12 Şubat 2008

sana göre bana göre

gün boyu elektrik yoktu. daha doğrusu erken saatlerde gitti, telefon açtık saat dört gibi gelir dediler... bir kamyon hatta bir vagon zaman! eh, biz de beklemeye başladık.
gittim, bari bir dergi falan alayım dedim, bilim ve teknik dergisinin şubat 2008 sayısını aldım. içinden kartondan kes-yapıştır bir masaüstü gök atlası çıktı. hiç anlamam, ilgimi çekmez, büyük ayı, berenices'in saçı ya da andromeda...
aslında, zamanın geçmesini istemek ne garip. asker, hasta ya da mahkum iken insan ömrünün o bağlayıcı dakikalarının-saatlerinin vs bir an önce geçmesini ister ya, oysa biraz şiirsel kaçacak ama, ölüme biraz daha yaklaşmak değil mi zamanın geçmesi?
bir yanda da şu şeyler (bu gün neler öğrendik):
"(...) bilgisayarla yapılan modellemeler ışığında, 2M1207A adı verilen bu yıldızın çok genç, sadece 8 milyon yaşında olması gerektiği ortaya çıkmış"

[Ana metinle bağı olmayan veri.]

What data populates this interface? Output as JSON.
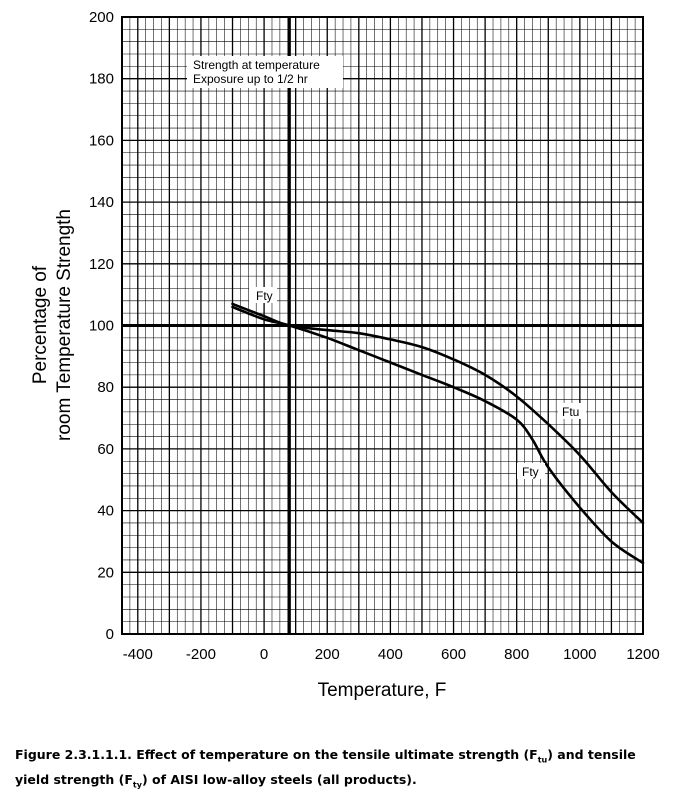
{
  "chart_data": {
    "type": "line",
    "xlabel": "Temperature, F",
    "ylabel_lines": [
      "Percentage of",
      "room Temperature Strength"
    ],
    "xlim": [
      -450,
      1200
    ],
    "ylim": [
      0,
      200
    ],
    "x_ticks": [
      -400,
      -200,
      0,
      200,
      400,
      600,
      800,
      1000,
      1200
    ],
    "y_ticks": [
      0,
      20,
      40,
      60,
      80,
      100,
      120,
      140,
      160,
      180,
      200
    ],
    "grid": true,
    "reference_lines": {
      "x": 80,
      "y": 100
    },
    "annotation_lines": [
      "Strength at temperature",
      "Exposure up to 1/2 hr"
    ],
    "series": [
      {
        "name": "Ftu",
        "x": [
          -100,
          0,
          80,
          200,
          300,
          400,
          500,
          600,
          700,
          800,
          900,
          1000,
          1100,
          1200
        ],
        "y": [
          107,
          103,
          100,
          98.5,
          97.5,
          95.5,
          93,
          89,
          84,
          77,
          68,
          58,
          46,
          36
        ]
      },
      {
        "name": "Fty",
        "x": [
          -100,
          0,
          80,
          200,
          300,
          400,
          500,
          600,
          700,
          800,
          850,
          900,
          1000,
          1100,
          1200
        ],
        "y": [
          106,
          102,
          100,
          96,
          92,
          88,
          84,
          80,
          75.5,
          69.5,
          63,
          54,
          41,
          30,
          23
        ]
      }
    ],
    "series_labels": [
      "Fty",
      "Ftu",
      "Fty"
    ]
  },
  "caption": {
    "prefix": "Figure 2.3.1.1.1.  Effect of temperature on the tensile ultimate strength (F",
    "sub1": "tu",
    "middle": ") and tensile yield strength (F",
    "sub2": "ty",
    "suffix": ") of AISI low-alloy steels (all products)."
  }
}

"(...) buna göre, gezegenin yaşı sadece 10 milyon yıl; yani bu güne kadar keşfedilen güneş sistemi dışı gezegenlerin en gencinden bile çok daha genç"
"(...) kuyruklu yıldızdan alınan örneklerin, güneş sisteminin ilk zamanlarından, 4,5 milyar yıl öncesinden, sistemi oluşturan gaz ve tozdan kalan, bozulmamış madde içereceği düşünülüyordu"

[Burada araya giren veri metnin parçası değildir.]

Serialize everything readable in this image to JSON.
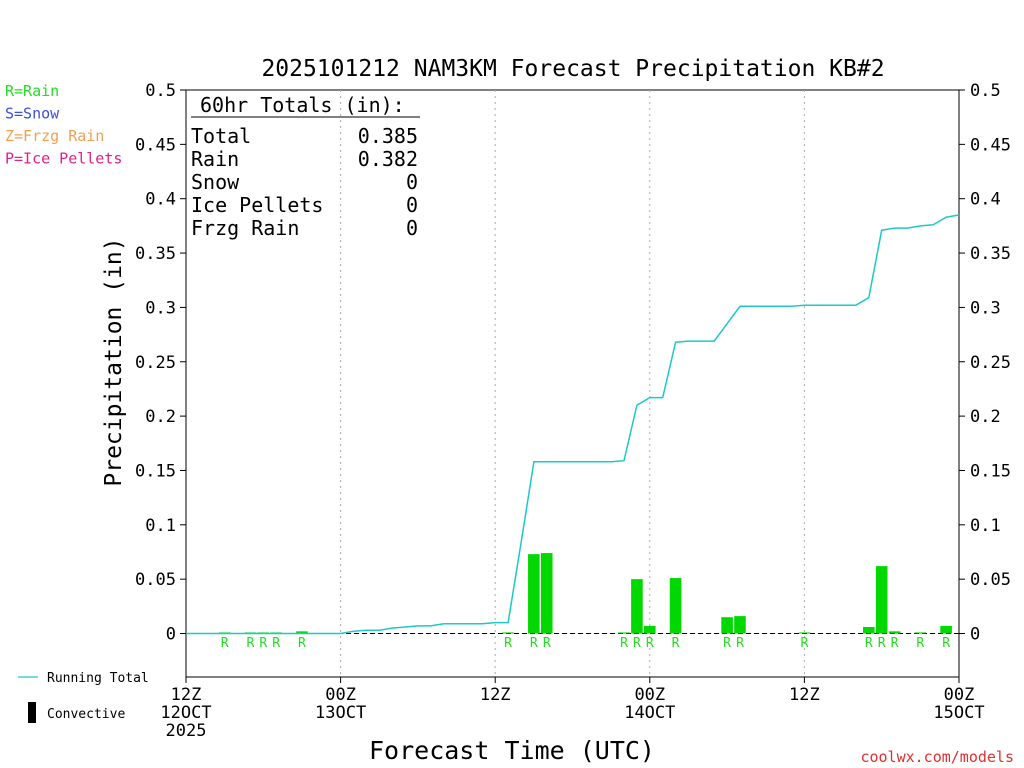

kendini kötü hissediyor insan. 8000 yıllık bir elektrik kesintisi oldu, sıkıntıdan geberdim, diyesim geliyor... maksat, gök cisimlerine karşı edepsizlik olmasın!
yan tarafta random olarak gösterilen linkler silsilesinde (acaba "ne ki bunlar?" diye bakan var mıdır?) secred worlds başlığıyla geçen, insanı allak bullak eden java uygulamayı bir kere daha önermek istiyorum. bir arkadaşım, evet biraz yüzeysel görünebilir ama, "others filminden sonra gördüğüm en çarpıcı şey" diye yorumlamıştı. her neyse, zaten şu anda kendisi neredeyse bir nihilist(!), belki de sebeplerinden birisi de, bu ve buna benzer şeylerle (müzik-kitaplar-filmler vs) ilgilenmiş olmasıdır(!)

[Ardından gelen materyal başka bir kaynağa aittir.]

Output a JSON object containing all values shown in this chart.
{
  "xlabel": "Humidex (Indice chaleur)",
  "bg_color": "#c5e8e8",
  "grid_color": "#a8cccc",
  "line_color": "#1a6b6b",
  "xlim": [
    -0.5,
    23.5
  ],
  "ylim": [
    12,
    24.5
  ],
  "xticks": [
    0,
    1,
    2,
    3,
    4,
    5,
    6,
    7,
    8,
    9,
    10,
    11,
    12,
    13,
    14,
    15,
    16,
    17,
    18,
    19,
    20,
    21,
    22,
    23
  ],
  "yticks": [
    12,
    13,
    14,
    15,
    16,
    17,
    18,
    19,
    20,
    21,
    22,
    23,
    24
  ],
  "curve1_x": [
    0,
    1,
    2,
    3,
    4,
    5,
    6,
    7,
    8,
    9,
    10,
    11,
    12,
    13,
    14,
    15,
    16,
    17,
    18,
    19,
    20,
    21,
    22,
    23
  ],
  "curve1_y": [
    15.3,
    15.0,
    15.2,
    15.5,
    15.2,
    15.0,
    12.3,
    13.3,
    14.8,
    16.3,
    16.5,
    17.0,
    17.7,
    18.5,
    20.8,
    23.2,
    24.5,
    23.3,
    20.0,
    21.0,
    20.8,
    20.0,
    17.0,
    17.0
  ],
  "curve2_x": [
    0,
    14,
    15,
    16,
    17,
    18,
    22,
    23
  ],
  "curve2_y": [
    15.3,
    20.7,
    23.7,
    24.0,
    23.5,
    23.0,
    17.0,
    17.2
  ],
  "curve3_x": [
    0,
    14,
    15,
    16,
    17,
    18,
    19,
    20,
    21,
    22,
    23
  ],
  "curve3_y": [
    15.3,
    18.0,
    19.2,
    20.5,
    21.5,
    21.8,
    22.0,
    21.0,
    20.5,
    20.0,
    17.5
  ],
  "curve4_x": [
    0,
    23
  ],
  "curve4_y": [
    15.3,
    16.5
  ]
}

korkunç rakamlara sahip büyüklükler, küçüklükler, mesafeler, süreler...
şuna bir baksana:
sahip olduğumuz 100 trilyon hücrenin yalnızca %10'u gerçekten insana ait. geri kalanların sahipleriyse bakteri, mantar ve diğer mikroplar. (...) çoğu zaman vücudumuzu 90 trilyondan fazla mikropla, kavgasız gürültüsüz paylaşıyoruz.
e o zaman ne zevki / anlamı kalır dvd kolleksiyonu yapmanın, "ben kahvaltıda süt içerim" diye ortalıkda dolaşmanın?

*gereksiz açıklama: alıntılar bilim ve teknik dergisinin şubat 2008 sayısından.